Изменить размер шрифта - +
Она на третьем месяце беременности, хотя этого на снимке, конечно, не видно. Но если она и беременна, что с того? Какая в этом беда? Разве не все в ту пору были беременны? Главное, что она счастлива. Я тоже был счастлив — я знаю, что был. Мы оба были счастливы. Меня на этой фотографии нет, но я хорошо помню, что был рядом — стоял всего в нескольких шагах от нее, принимая чьи-то поздравления. Моя жена знала латынь и немецкий, и физику с химией, и историю, и Шекспира, и все остальное, чему учат в частных школах. Она знала, как правильно держать чашку. Еще она умела готовить и не робела в постели. Она была сокровищем.

Но я нашел эту фотографию, вместе с несколькими другими, дней через пять после того вечера с лошадьми, когда разбирал вещи, принадлежавшие моей жене, пытаясь решить, что можно выкинуть, а что лучше оставить. Я готовился к переезду и, поглядев с минуту на эту фотографию, выбросил ее в корзину. Я был безжалостен. Я сказал себе, что мне все равно. С какой стати я должен переживать?

Если я имею хоть малейшее понятие о человеческой природе — а я о ней, безусловно, кое-что знаю, — то моя жена не сможет жить без меня. Я знаю, что она ко мне вернется. И скоро. Пусть это будет скоро.

Нет, я ничего ни о чем не знаю, и никогда не знал. Она ушла навсегда. Совсем. Я это чувствую. Ушла и никогда не вернется. Точка. Никогда. Больше я ее не увижу, разве что мы случайно столкнемся где-нибудь на улице.

Остается еще вопрос с почерком. Это загадка. Но вопрос с почерком — это, конечно, не так уж важно. Разве можно сравнить его по важности с последствиями того письма?
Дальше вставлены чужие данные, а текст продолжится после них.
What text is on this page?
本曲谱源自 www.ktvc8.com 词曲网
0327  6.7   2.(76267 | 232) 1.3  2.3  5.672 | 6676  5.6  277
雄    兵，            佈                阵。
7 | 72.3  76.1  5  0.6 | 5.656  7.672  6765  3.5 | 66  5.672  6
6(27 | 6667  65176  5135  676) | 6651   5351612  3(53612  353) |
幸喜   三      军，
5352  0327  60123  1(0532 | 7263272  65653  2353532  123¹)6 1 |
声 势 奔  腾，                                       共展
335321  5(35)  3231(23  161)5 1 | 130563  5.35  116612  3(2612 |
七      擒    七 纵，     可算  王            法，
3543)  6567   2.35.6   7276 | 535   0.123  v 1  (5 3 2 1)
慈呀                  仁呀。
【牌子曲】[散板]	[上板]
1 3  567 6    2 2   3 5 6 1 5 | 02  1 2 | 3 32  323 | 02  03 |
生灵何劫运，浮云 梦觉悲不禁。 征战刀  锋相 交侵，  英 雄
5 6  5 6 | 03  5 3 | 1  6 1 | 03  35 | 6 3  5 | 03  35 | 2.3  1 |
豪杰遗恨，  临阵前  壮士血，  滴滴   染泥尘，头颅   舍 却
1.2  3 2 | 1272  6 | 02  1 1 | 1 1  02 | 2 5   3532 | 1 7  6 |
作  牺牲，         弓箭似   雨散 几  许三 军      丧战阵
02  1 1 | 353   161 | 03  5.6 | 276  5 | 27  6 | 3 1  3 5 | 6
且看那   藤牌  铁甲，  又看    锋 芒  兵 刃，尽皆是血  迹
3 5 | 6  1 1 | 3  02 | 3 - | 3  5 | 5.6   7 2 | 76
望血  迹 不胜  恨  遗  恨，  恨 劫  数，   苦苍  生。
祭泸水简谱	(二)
Не самого письма, а вещей, которых я не могу забыть, — тех, которые были в письме. Нет, письмо — вовсе не самое главное, есть вещи гораздо важнее, чем какой-то почерк. Это «гораздо важнее» связано с более тонкими материями. Можно, например, сказать, что обрести жену значит обрести историю. И если это так, тогда я понимаю, что теперь я вне истории — как лошади и туман. Или вы могли бы сказать, что моя история меня оставила. Или что я вынужден жить дальше без истории. Или что истории теперь придется обходиться без меня — если только моя жена не будет писать еще письма или не расскажет чего-нибудь подруге, которая, допустим, ведет дневник. Тогда, через годы, кто-нибудь сможет оглянуться на это время и интерпретировать его согласно записям — его реплики и тирады, его умолчания и намеки. Вот когда я начинаю понимать, что автобиография — это история бедного человека. И что я прощаюсь с историей. Прощай, любимая.

 

Поручение

(Перевод А. Глебовской)

 

Чехов. Вечером двадцать второго марта 1897 года он отправился ужинать со своим другом и конфидентом Алексеем Сувориным. Суворин был баснословно богатым книгоиздателем и газетным магнатом, реакционером, человеком из низов, — его отец сражался рядовым в битве при Бородине. Дед его, как и дед Чехова, был крепостным. Лишь это их и роднило — в обоих текла крестьянская кровь. В остальном — и по убеждениям, и по темпераментам, они совсем не сходились. И все же Суворин был одним из немногих близких друзей Чехова, и Чехов любил его общество.

Разумеется, они выбрали лучший московский ресторан — «Эрмитаж», бывший особняк; на то, чтобы отведать там ужин из десяти перемен, включавший, конечно же, вина разных сортов, ликеры и кофе, могло уйти несколько часов, даже большая часть ночи. Одет Чехов был, как всегда, безукоризненно — черный фрак и жилет, всегдашнее пенсне. Выглядел он в этот вечер почти так же, как выглядит на фотографиях того периода. Казался безмятежным, оживленным. Обменявшись рукопожатием с метрдотелем, он обвел взглядом огромную залу. Она была залита ярким светом роскошных люстр, за столами сидела изысканно одетая публика. Непрестанно сновали официанты. Чехов уселся за столик напротив Суворина, как вдруг, совершенно внезапно, изо рта у него хлынула кровь.